The dollar boasted its strongest single day gain in 15 months as 10-year US Treasury yields jumped by the most since early March.

The fallout in equities was softer, but enough to push MSCI's broadest index of Asia-Pacific shares outside Japan down about 0.6 per cent to its lowest since late May.

Japan's Nikkei fell 1 per cent and S&P 500 futures were 0.4 per cent lower in Asian trade.

Emerging markets might not hold up as well, as they are vulnerable to the chance that early US rate hikes suck funds out of riskier assets - though selling pressure was only moderate in Asia and EM currencies stabilised.

"The new Fed 'dot plot' indicating that the median FOMC member now forecasts two Fed rate hikes in 2023, versus none in the March iteration, represented the hawkish surprise out of the June Fed meeting," said Ray Attrill, head of FX strategy at NAB.

The Fed forecasts, or dot plots, showed 13 of the 18-person policy board saw rates rising in 2023 versus only six previously, while seven tipped a first move in 2022.

While the plots are not commitments and have a poor track record of predicting rates, the sudden shift was still a shock.

The Fed rubbed salt into the wound by signalling it would now be considering whether to taper its asset purchases meeting by meeting and downgraded the risk from the pandemic given progress in vaccination.

Analysts at JPMorgan noted Chair Jerome Powell was not as aggressive in his media conference.

"It appears that faster progress toward reopening and higher inflation surprises revealed some hawks on the FOMC, but we suspect that leadership is predominantly anchored at zero or one hike in 2023," they said in a note.

"We continue to look for lift-off in 2023, with tapering starting early next year."

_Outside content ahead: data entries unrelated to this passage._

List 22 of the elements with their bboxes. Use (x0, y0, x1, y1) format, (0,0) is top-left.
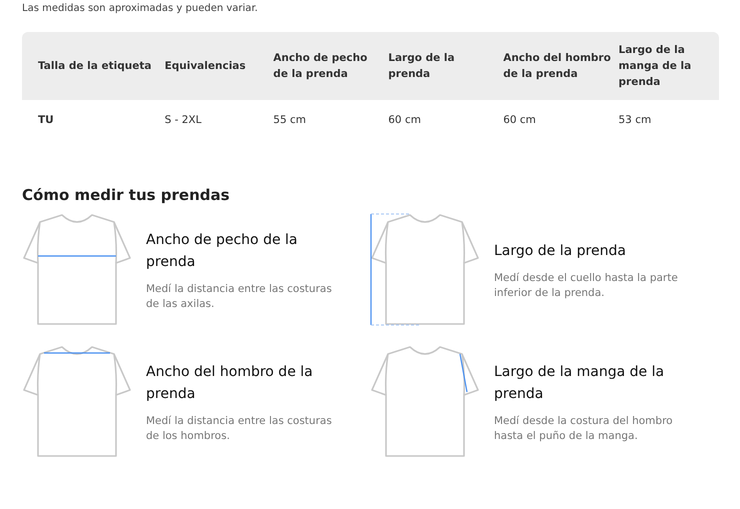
column-header: Ancho del hombro de la prenda (503, 32, 618, 100)
table-cell: S - 2XL (164, 100, 274, 140)
column-header: Talla de la etiqueta (22, 32, 165, 100)
column-header: Largo de la manga de la prenda (618, 32, 719, 100)
measure-description: Medí la distancia entre las costuras de los hombros. (146, 414, 333, 444)
disclaimer-note: Las medidas son aproximadas y pueden variar. (22, 2, 259, 14)
measure-description: Medí desde la costura del hombro hasta el puño de la manga. (494, 414, 674, 444)
measure-description: Medí desde el cuello hasta la parte inferior de la prenda. (494, 270, 679, 300)
column-header: Equivalencias (164, 32, 274, 100)
table-cell: TU (22, 100, 165, 140)
table-cell: 60 cm (388, 100, 504, 140)
measure-title: Largo de la prenda (494, 242, 627, 260)
column-header: Largo de la prenda (388, 32, 504, 100)
measure-description: Medí la distancia entre las costuras de las axilas. (146, 282, 333, 312)
measure-title: Largo de la manga de la prenda (494, 362, 666, 404)
section-title: Cómo medir tus prendas (22, 186, 231, 204)
table-cell: 55 cm (273, 100, 388, 140)
column-header: Ancho de pecho de la prenda (273, 32, 388, 100)
table-cell: 53 cm (618, 100, 719, 140)
measure-title: Ancho del hombro de la prenda (146, 362, 314, 404)
measure-title: Ancho de pecho de la prenda (146, 230, 298, 272)
table-cell: 60 cm (503, 100, 618, 140)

Markets moved quickly to price in the risk of earlier action and Fed fund futures shifted to imply a first hike by the end of 2022. Yields on 10-year bonds shot up almost nine basis points to 1.57 per cent.

The dollar smashed up out of recent tight ranges, rising 0.9 per cent overnight against a basket of currencies to 91.387 for its biggest gain since March last year.

The euro was kept at five-week lows of $1.1990 having shed 1.1 per cent overnight, the sharpest fall since March 2020. The dollar also surged to 110.69 yen and looked set to test its 2021 peak at 110.96.

However the kiwi clawed back about half of its overnight losses after first-quarter growth figures blew past forecasts.

The Australian dollar and emerging market currencies stabilised.

The rise in bond yields and the dollar were a double blow for non-yielding gold which was down at $1,821 an ounce after sliding 2.5 per cent overnight.

Oil prices were insulated by the prospect of stronger worlddemand and still tight supply, with Brent reaching its highestsince April 2019 before running into profit taking and headwindsfrom the sharply higher dollar.

Brent was last off 1 per cent at $73.57 a barrel, while UScrude lost 1 per cent as well to trade at $71.41.